Monday, October 22, 2007

Day Seven - Road to the South-East of Kenya

We wake up at 5.00 am to be out at 6.05 am and be in town at 6.30 am for a 7.00 am departure to Lamu. Being a weekend night, a few beach parties were taking place in our hotel’s neighbourhood last night and sleep was hard to nurse. Our taxi is on time and we make to Bondeni on time. Our bus also leaves on time though there are many empty seats to be filled further out at Mtwapa, Kilifi and Malindi.

The road to Malindi is the worst I have used anywhere outside the Nakuru-Kericho-Kisumu, Mau Summit-Eldoret stretches. It is a shame when you consider the potential for tourism. At Kilifi at least six tourists board the bus. Outside Maasai Mara, Lamu must our other important Kenyan selling point. The backpackers especially love Lamu. I know the CIA masquerading as tourist have also developed a keen interest in these parts due to the threat of “terrorism”. The road from Malindi to Garsen turn-off is bitumen standard and has little traffic. Police escort here is mandatory due to banditry, though there is now a good flow of personal 4x4 vehicles (probably tourists or NGO types).

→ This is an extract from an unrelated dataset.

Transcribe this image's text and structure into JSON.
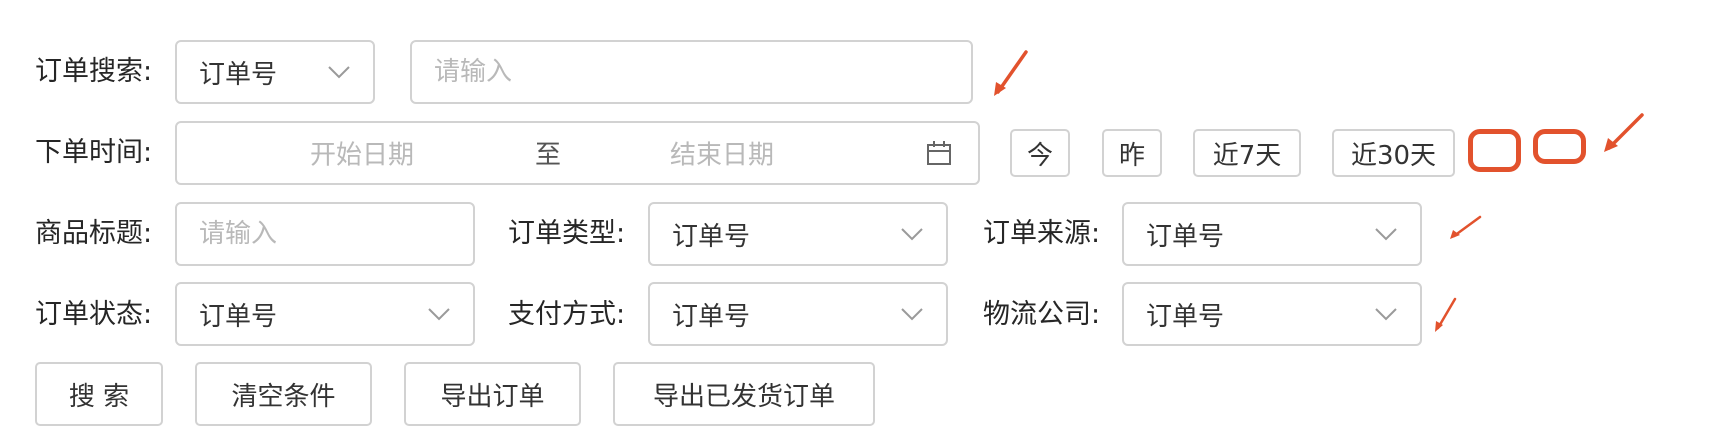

My relatives live in the Bomani area of Mpeketoni and we drop off at Kibaoni area some 8 kilometres from Mpeketoni town. Since the Tawakal bus bypasses the town and goes straight to Mukowe Jetty some 55 kilometres away, we are shuttled home by three boda boda motorcycles. Motorcycles are now a very common feature in this area as elsewhere in the country, especially the cheaper variety coming out of China and India. The flat landscape here suits this mode of transport. Previously bicycles were king here and even the more wealthy in this society were hardly be distinguished by their means of transport. Today a few wealthy residents have motorbikes for their leisurely use though majority of the bikes are commercial. There are no tuk tuks (three wheeled taxis) in sight though it seems like they could do very well here.


When we get home at 11.45 am, the folks are out for church and I leave the family at home to visit Mpeketoni town in the company of my brother-in-law, who runs a business there. The town has recently been growing rapidly thanks to 24 hours of electricity from a Kengen generator in town. Previously power was generated and distributed by an individual and only provided to the jua kali sheds and a few other clients in the one kilometre radius of the town. Everybody else used solar energy. For many Kenyans, life in this part of the country would be unbearable, what with no power, no daily newspapers, TV or radio save for the weak signal of the KBC.


I tour the whole town by foot for about half an hour and see the sparkling new sub-district hospital complete with two ambulances. There are new businesses everywhere and brisk construction is evident as are numerous guesthouses. I wish them luck. We retire from the late afternoon sun into the local VIP pub that is frequented by the town’s big people. After two beers, we leave for home where I chat with my father-in-law till late. He is a good man who has lived a full life characterized by service to others and awesome dedication to his family.